We have no problem with that. Then we had the coalition agreement. I do not know whether anyone remembers the coalition agreement—it was important once. Page 26 reads:
“We will phase out the default retirement age and hold a review to set the date at which the state pension age starts to rise to 66, although it will not be sooner than 2016 for men and 2020 for women.”
For good measure, the Pensions Minister got to his feet a month or so later and said that the Government were committed to any change not being sooner than 2020 for women. Then, 118 days later, the Chancellor arrives on the scene. He stands at the Dispatch Box and says that
“the state pension age for men and women will reach 66 by 2020.”—[Official Report, 20 October 2010; Vol. 516, c. 956.]
Yet buried in the fine print, we learnt the truth—not the Pensions Minister, the Secretary of State or the Chancellor could bring themselves to that Dispatch Box and actually tell people straight that that policy set out in the coalition agreement was absolutely worthless. The truth was set out in the depths of the spending review, page 69 of which read:
“The State Pension Age will then increase to 66 for both men and women from December 2018 to April 2020.”
That is a promise well and truly broken. At least when the Lib Dems changed their minds about increasing tuition fees, they could pretend that they were just making things up to get elected, but this was a promise they made and broke in government. Just last summer, the Pensions Minister boasted of reforms in the system that he said included
“those who the system has always missed out such as women and the lower paid.”
In his own Department’s review, he said that he wanted to look at the “particular challenge” for
“women pensioners. A group I have long worked for, and who are so often the poor relations in regard to pensions.”

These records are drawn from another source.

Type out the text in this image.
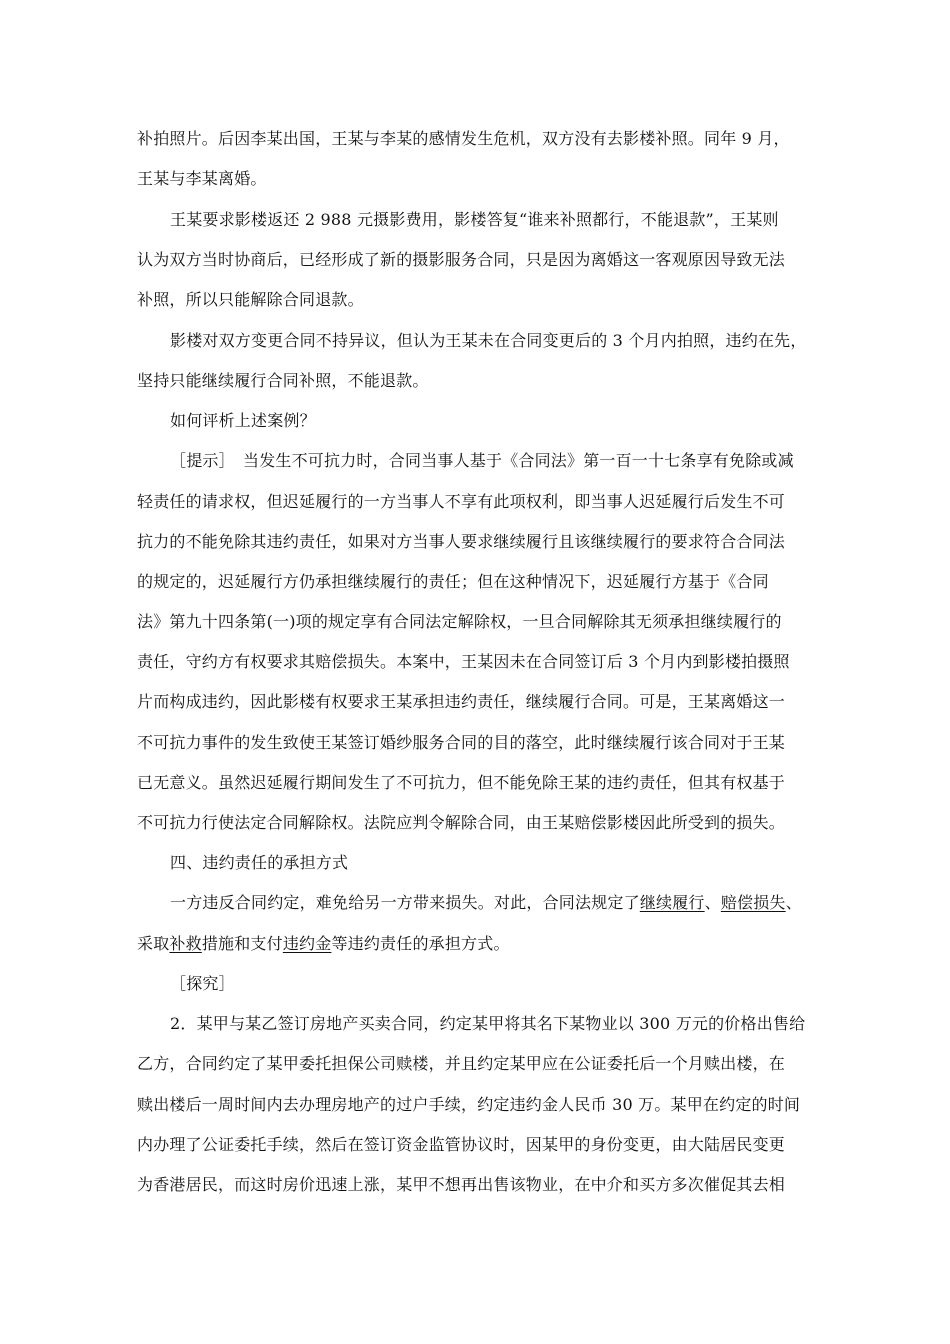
补拍照片。后因李某出国，王某与李某的感情发生危机，双方没有去影楼补照。同年 9 月，
王某与李某离婚。
王某要求影楼返还 2 988 元摄影费用，影楼答复“谁来补照都行，不能退款”，王某则
认为双方当时协商后，已经形成了新的摄影服务合同，只是因为离婚这一客观原因导致无法
补照，所以只能解除合同退款。
影楼对双方变更合同不持异议，但认为王某未在合同变更后的 3 个月内拍照，违约在先，
坚持只能继续履行合同补照，不能退款。
如何评析上述案例？
［提示］　当发生不可抗力时，合同当事人基于《合同法》第一百一十七条享有免除或减
轻责任的请求权，但迟延履行的一方当事人不享有此项权利，即当事人迟延履行后发生不可
抗力的不能免除其违约责任，如果对方当事人要求继续履行且该继续履行的要求符合合同法
的规定的，迟延履行方仍承担继续履行的责任；但在这种情况下，迟延履行方基于《合同
法》第九十四条第(一)项的规定享有合同法定解除权，一旦合同解除其无须承担继续履行的
责任，守约方有权要求其赔偿损失。本案中，王某因未在合同签订后 3 个月内到影楼拍摄照
片而构成违约，因此影楼有权要求王某承担违约责任，继续履行合同。可是，王某离婚这一
不可抗力事件的发生致使王某签订婚纱服务合同的目的落空，此时继续履行该合同对于王某
已无意义。虽然迟延履行期间发生了不可抗力，但不能免除王某的违约责任，但其有权基于
不可抗力行使法定合同解除权。法院应判令解除合同，由王某赔偿影楼因此所受到的损失。
四、违约责任的承担方式
一方违反合同约定，难免给另一方带来损失。对此，合同法规定了继续履行、赔偿损失、
采取补救措施和支付违约金等违约责任的承担方式。
［探究］
2．某甲与某乙签订房地产买卖合同，约定某甲将其名下某物业以 300 万元的价格出售给
乙方，合同约定了某甲委托担保公司赎楼，并且约定某甲应在公证委托后一个月赎出楼，在
赎出楼后一周时间内去办理房地产的过户手续，约定违约金人民币 30 万。某甲在约定的时间
内办理了公证委托手续，然后在签订资金监管协议时，因某甲的身份变更，由大陆居民变更
为香港居民，而这时房价迅速上涨，某甲不想再出售该物业，在中介和买方多次催促其去相
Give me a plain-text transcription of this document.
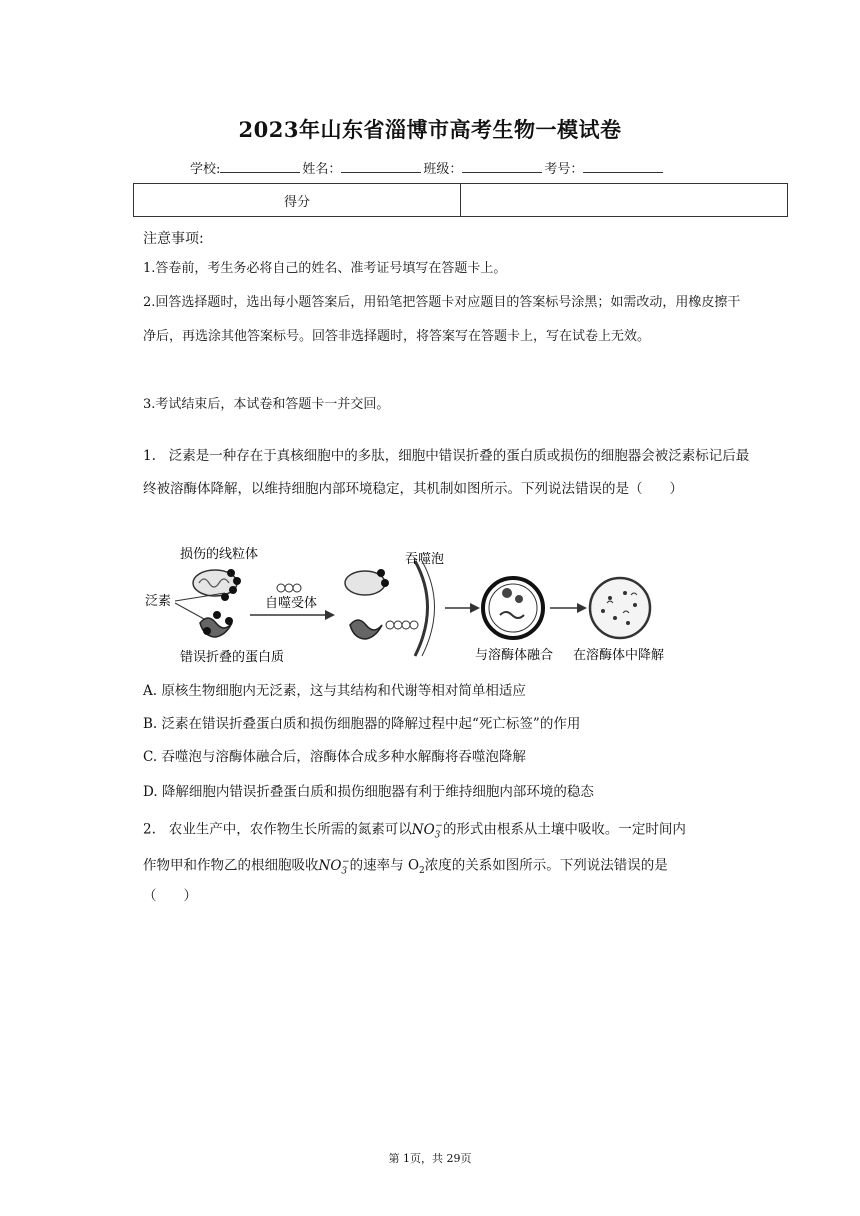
2023年山东省淄博市高考生物一模试卷
学校:	姓名：	班级：	考号：
得分
注意事项:
1.答卷前，考生务必将自己的姓名、准考证号填写在答题卡上。
2.回答选择题时，选出每小题答案后，用铅笔把答题卡对应题目的答案标号涂黑；如需改动，用橡皮擦干净后，再选涂其他答案标号。回答非选择题时，将答案写在答题卡上，写在试卷上无效。
3.考试结束后，本试卷和答题卡一并交回。
1. 泛素是一种存在于真核细胞中的多肽，细胞中错误折叠的蛋白质或损伤的细胞器会被泛素标记后最终被溶酶体降解，以维持细胞内部环境稳定，其机制如图所示。下列说法错误的是（　　）
损伤的线粒体
泛素
错误折叠的蛋白质
自噬受体
吞噬泡
与溶酶体融合 在溶酶体中降解
A. 原核生物细胞内无泛素，这与其结构和代谢等相对简单相适应
B. 泛素在错误折叠蛋白质和损伤细胞器的降解过程中起“死亡标签”的作用
C. 吞噬泡与溶酶体融合后，溶酶体合成多种水解酶将吞噬泡降解
D. 降解细胞内错误折叠蛋白质和损伤细胞器有利于维持细胞内部环境的稳态
2. 农业生产中，农作物生长所需的氮素可以$NO_3^-$的形式由根系从土壤中吸收。一定时间内
作物甲和作物乙的根细胞吸收$NO_3^-$的速率与 $O_2$浓度的关系如图所示。下列说法错误的是
（　　）
第 1页，共 29页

I will let the House draw its own conclusions. One moment the Pensions Minister is offering to protect women pensioners, the next he is presenting proposals that will punish half a million women with a bill for up to £16,000.

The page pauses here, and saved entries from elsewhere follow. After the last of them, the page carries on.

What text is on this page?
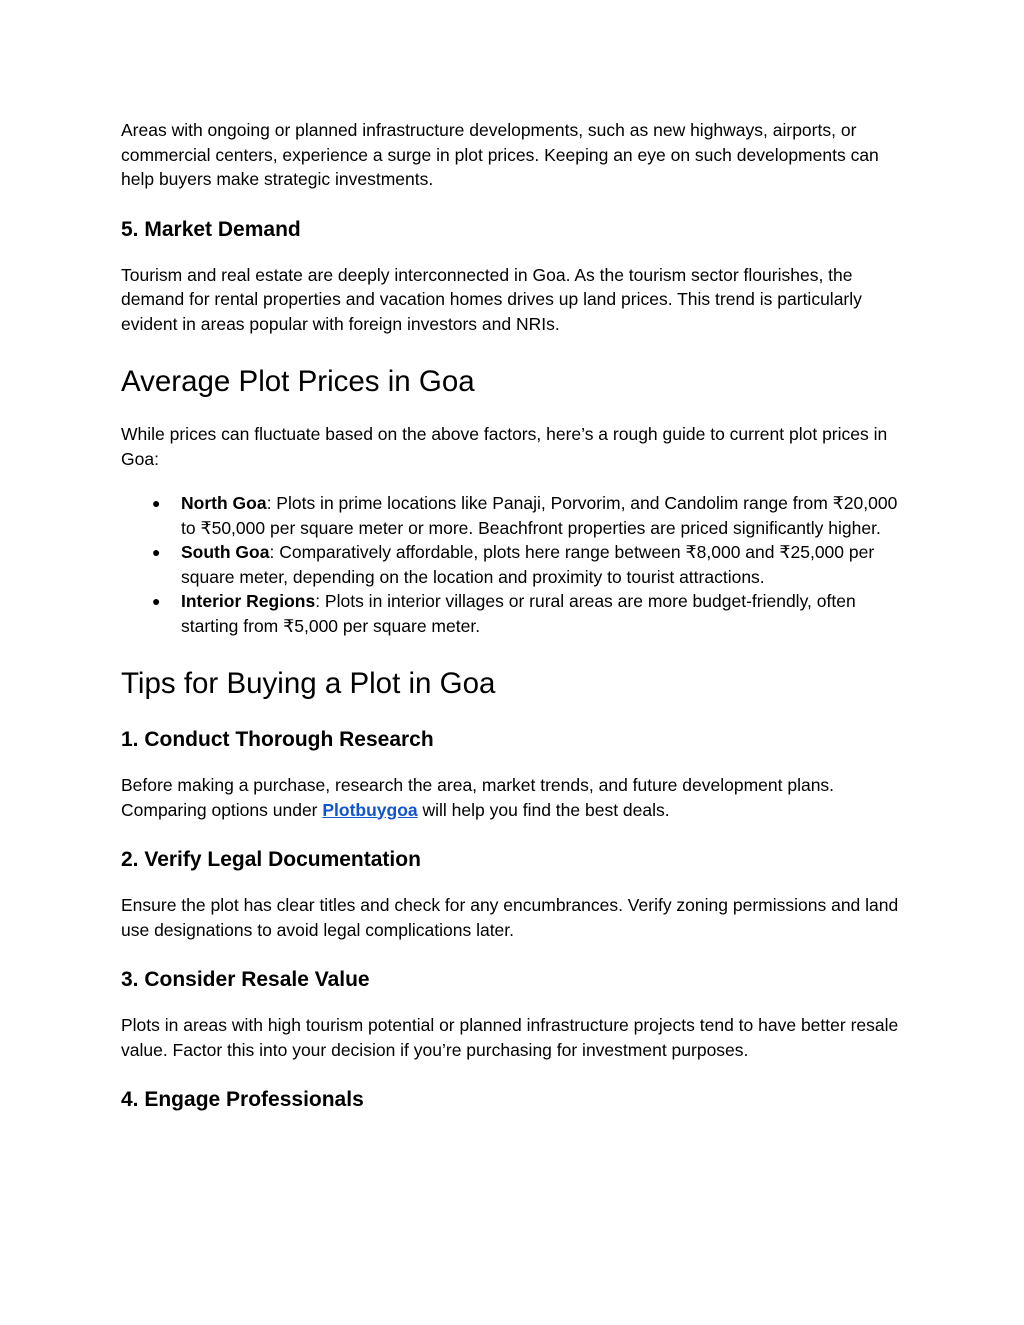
Areas with ongoing or planned infrastructure developments, such as new highways, airports, or commercial centers, experience a surge in plot prices. Keeping an eye on such developments can help buyers make strategic investments.

5. Market Demand

Tourism and real estate are deeply interconnected in Goa. As the tourism sector flourishes, the demand for rental properties and vacation homes drives up land prices. This trend is particularly evident in areas popular with foreign investors and NRIs.

Average Plot Prices in Goa

While prices can fluctuate based on the above factors, here’s a rough guide to current plot prices in Goa:

● North Goa: Plots in prime locations like Panaji, Porvorim, and Candolim range from ₹20,000 to ₹50,000 per square meter or more. Beachfront properties are priced significantly higher.
● South Goa: Comparatively affordable, plots here range between ₹8,000 and ₹25,000 per square meter, depending on the location and proximity to tourist attractions.
● Interior Regions: Plots in interior villages or rural areas are more budget-friendly, often starting from ₹5,000 per square meter.
Tips for Buying a Plot in Goa
1. Conduct Thorough Research

Before making a purchase, research the area, market trends, and future development plans. Comparing options under Plotbuygoa will help you find the best deals.

2. Verify Legal Documentation

Ensure the plot has clear titles and check for any encumbrances. Verify zoning permissions and land use designations to avoid legal complications later.

3. Consider Resale Value

Plots in areas with high tourism potential or planned infrastructure projects tend to have better resale value. Factor this into your decision if you’re purchasing for investment purposes.

4. Engage Professionals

The right hon. Gentleman was giving a discourse on integrity in pensions provision under the previous Government, which I think is important, because many of my constituents will be worried about this issue, and will be looking for integrity. He is very good with numbers—it is when he has to add them up that he has trouble—so I am wondering, on the point of integrity, could he answer this question? The Labour party has recommendations for how best to treat the women he is highlighting who are being impacted by the Bill, and those recommendations are costed at £10 billion. In the interest of integrity, will he please advise me and other Members where he would find the money?
I have not seen those costings, so the right hon. Gentleman can enlighten me further.
The Minister gave an interesting answer, because those costings say that if, for example, we increased the retirement age to 67 by 2035—that is, if we accelerated the reform by one year—that would save £6.9 billion. However, if the retirement age was increased to 67 by 2034, by accelerating the increase by two years, that would save £13.7 billion. Therefore, the question for us this afternoon is: how much will be saved by accelerating the reform for those women who are now having to retire later, and who therefore confront trying to find all that money magically, in the space of just four or five years? Has that been traded off against other options, such as introducing advances in the retirement age later on? That is the question that we have to get to the bottom of in this Second Reading debate.
I will give way in a moment.
Let us hear what the impact of the Government’s proposals will be, because the Secretary of State rather glided over this point. Some half a million women will receive their state pension at least 12 months later than they had previously been advised, with 300,000 women—those born between December 1953 and October 1954—experiencing a delay of one and a half years. For 33,000 women—those born between 6 March and 5 April 1954—that period increases to two years. For them, the loss in state pension will be around £10,000. For those on full pension credit, the loss will be closer to £15,000. Those women, with five years’ notice of the timetable change, have almost no time to prepare for their income loss.